I'm having a discussion with CUSTOMER-REPORTS regarding disk ECC errors.
The person there claims I should see them very rarely.  I would
appreciate hearing what experiences others have had with them.  (Replies
to me and I will summarize to the list if appropriate.)  Please give me
some idea of the mix of machines/disks you have and if there have been
any changes in the ECC error rate recently (eg, since 7.2).

My perception is that the historical rate at which we see disk ECC
errors (usually in the paging area, occasionally in the LMFS (ie,
sectors that are being rewritten to disk)) to be about 0.5/year/machine.
This works out to something on the order of once a month for us.  The
errors are spread across all of our machines (mostly 3600s with IFUs,
essentially all disks are SMDs (Fujitsu Owls and Eagles plus some
CDCs)).  I've been seeing these sorts of things for the 5 years that
we've had Symbolics machines.  There once was a problem (as I recall)

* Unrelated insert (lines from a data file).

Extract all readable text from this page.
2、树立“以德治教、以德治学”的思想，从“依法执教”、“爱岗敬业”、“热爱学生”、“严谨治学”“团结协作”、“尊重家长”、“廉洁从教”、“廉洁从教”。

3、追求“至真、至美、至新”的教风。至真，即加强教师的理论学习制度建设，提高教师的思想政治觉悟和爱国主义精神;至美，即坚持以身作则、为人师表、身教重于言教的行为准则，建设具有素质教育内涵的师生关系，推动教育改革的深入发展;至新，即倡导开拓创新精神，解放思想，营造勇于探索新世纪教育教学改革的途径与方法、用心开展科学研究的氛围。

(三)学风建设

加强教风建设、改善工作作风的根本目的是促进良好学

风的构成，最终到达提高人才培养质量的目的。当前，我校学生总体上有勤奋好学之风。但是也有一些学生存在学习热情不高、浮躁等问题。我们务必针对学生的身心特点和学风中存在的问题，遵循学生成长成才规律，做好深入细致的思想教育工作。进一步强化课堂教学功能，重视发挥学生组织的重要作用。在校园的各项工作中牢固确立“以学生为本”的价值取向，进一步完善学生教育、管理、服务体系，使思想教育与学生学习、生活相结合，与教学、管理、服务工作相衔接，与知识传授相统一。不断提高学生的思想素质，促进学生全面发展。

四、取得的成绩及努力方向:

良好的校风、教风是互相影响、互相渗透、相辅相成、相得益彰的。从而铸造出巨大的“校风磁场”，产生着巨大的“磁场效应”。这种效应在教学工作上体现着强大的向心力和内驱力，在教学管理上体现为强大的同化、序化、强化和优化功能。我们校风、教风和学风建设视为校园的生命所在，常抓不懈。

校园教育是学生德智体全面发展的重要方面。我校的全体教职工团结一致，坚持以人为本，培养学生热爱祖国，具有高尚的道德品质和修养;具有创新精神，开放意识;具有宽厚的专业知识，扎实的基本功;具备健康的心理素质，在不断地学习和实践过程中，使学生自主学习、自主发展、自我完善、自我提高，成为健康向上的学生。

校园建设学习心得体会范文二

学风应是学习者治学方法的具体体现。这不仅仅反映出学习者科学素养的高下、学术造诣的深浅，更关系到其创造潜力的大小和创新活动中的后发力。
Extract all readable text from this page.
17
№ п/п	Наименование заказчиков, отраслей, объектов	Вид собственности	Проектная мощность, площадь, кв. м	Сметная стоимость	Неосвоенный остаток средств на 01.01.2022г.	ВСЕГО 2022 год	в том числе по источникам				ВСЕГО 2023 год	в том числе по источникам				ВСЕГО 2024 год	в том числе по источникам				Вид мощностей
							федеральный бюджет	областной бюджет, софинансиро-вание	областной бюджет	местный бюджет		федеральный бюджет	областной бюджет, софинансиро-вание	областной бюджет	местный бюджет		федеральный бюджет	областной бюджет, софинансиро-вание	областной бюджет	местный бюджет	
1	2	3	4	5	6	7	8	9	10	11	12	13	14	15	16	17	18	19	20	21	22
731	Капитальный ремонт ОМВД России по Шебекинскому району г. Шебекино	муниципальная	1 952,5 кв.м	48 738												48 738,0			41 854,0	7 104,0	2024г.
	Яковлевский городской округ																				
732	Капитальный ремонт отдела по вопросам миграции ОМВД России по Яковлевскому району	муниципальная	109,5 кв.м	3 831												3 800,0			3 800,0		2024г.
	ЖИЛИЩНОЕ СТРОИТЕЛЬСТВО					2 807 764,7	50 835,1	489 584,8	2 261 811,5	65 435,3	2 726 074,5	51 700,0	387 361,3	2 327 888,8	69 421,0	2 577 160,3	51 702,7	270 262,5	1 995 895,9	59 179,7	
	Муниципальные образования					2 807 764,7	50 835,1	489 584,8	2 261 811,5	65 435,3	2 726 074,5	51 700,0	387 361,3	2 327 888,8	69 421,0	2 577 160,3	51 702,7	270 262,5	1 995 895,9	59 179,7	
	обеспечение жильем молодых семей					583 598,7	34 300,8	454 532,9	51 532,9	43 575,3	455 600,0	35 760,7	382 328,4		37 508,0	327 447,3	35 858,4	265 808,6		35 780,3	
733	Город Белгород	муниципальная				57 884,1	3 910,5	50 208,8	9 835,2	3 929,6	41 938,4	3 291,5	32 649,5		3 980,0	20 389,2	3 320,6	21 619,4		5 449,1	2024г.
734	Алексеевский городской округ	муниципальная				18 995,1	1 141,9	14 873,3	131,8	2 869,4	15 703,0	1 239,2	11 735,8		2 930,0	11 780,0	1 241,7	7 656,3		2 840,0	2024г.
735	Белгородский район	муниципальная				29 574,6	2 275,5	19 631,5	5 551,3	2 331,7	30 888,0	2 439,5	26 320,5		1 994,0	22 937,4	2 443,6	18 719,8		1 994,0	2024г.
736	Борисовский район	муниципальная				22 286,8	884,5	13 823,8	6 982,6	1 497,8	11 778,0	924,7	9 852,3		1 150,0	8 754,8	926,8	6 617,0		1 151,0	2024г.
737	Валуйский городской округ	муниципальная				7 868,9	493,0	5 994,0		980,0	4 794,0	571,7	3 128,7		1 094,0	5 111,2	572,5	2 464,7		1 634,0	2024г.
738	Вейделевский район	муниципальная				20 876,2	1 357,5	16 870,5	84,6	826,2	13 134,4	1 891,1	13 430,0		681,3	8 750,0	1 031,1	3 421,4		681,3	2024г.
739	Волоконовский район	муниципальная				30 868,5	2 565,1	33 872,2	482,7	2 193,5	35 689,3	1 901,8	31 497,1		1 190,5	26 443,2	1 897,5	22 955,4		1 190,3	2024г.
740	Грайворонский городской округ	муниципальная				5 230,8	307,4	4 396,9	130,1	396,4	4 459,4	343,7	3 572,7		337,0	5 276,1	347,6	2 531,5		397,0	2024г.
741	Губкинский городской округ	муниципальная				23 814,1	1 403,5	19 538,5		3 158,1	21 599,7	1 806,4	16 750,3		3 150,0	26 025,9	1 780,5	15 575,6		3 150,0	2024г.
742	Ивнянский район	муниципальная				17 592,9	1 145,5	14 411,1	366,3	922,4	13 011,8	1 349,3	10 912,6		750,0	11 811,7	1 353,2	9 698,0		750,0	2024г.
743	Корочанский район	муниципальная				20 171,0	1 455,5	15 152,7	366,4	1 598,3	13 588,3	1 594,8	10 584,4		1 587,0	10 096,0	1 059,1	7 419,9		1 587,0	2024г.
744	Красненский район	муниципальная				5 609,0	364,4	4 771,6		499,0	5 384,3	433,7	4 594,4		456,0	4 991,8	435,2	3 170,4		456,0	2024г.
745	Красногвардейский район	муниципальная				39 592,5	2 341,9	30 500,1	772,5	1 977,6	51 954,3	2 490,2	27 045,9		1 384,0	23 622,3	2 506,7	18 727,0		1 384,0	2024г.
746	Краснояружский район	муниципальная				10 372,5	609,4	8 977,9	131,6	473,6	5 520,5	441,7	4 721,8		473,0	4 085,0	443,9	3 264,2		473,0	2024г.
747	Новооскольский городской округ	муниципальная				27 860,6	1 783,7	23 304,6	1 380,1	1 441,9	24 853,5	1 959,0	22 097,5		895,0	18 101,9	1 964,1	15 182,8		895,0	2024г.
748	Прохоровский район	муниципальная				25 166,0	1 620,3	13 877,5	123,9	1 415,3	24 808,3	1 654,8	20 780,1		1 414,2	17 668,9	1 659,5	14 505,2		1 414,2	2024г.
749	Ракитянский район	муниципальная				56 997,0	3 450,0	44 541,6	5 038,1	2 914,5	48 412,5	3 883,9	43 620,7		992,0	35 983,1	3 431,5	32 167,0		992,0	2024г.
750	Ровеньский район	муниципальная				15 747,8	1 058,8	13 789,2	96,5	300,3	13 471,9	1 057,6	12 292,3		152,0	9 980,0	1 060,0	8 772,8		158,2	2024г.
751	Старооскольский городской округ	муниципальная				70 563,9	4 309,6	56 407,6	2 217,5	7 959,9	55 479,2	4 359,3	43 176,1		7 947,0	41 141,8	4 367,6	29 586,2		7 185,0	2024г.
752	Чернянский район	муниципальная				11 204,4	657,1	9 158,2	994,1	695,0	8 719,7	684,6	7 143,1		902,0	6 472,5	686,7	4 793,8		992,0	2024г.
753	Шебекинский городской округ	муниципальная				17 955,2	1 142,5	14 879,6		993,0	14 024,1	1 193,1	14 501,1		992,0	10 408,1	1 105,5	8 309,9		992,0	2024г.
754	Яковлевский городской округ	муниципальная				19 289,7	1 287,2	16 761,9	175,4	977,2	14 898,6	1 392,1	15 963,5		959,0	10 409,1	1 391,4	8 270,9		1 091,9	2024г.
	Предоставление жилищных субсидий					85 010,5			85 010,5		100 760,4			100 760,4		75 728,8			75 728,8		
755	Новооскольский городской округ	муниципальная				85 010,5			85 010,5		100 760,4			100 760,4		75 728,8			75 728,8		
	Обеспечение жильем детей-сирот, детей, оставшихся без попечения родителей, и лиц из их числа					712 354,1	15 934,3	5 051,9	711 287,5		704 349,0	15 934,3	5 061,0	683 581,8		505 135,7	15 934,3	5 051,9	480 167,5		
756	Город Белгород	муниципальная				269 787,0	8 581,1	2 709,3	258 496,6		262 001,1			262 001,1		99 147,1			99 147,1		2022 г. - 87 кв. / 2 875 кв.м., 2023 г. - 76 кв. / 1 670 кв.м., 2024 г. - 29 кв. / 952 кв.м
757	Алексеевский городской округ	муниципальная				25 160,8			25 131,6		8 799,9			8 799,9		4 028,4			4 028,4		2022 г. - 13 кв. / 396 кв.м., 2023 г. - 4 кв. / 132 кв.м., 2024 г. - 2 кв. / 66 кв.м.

where the disk might get trashed when, say, the network was unterminated
or there was some other problem on the net.  (Our local net has about 35
Symbolics, 15 Suns, plus another 10 hosts.)

Recently we have seen a rash of problems that involved trashing worlds
(ie, disk sectors that weren't being written at the time) and that caused
disk search errors (ie, it presumably dribbled on the header block).
I'm trying to determine whether these are coincidences or not.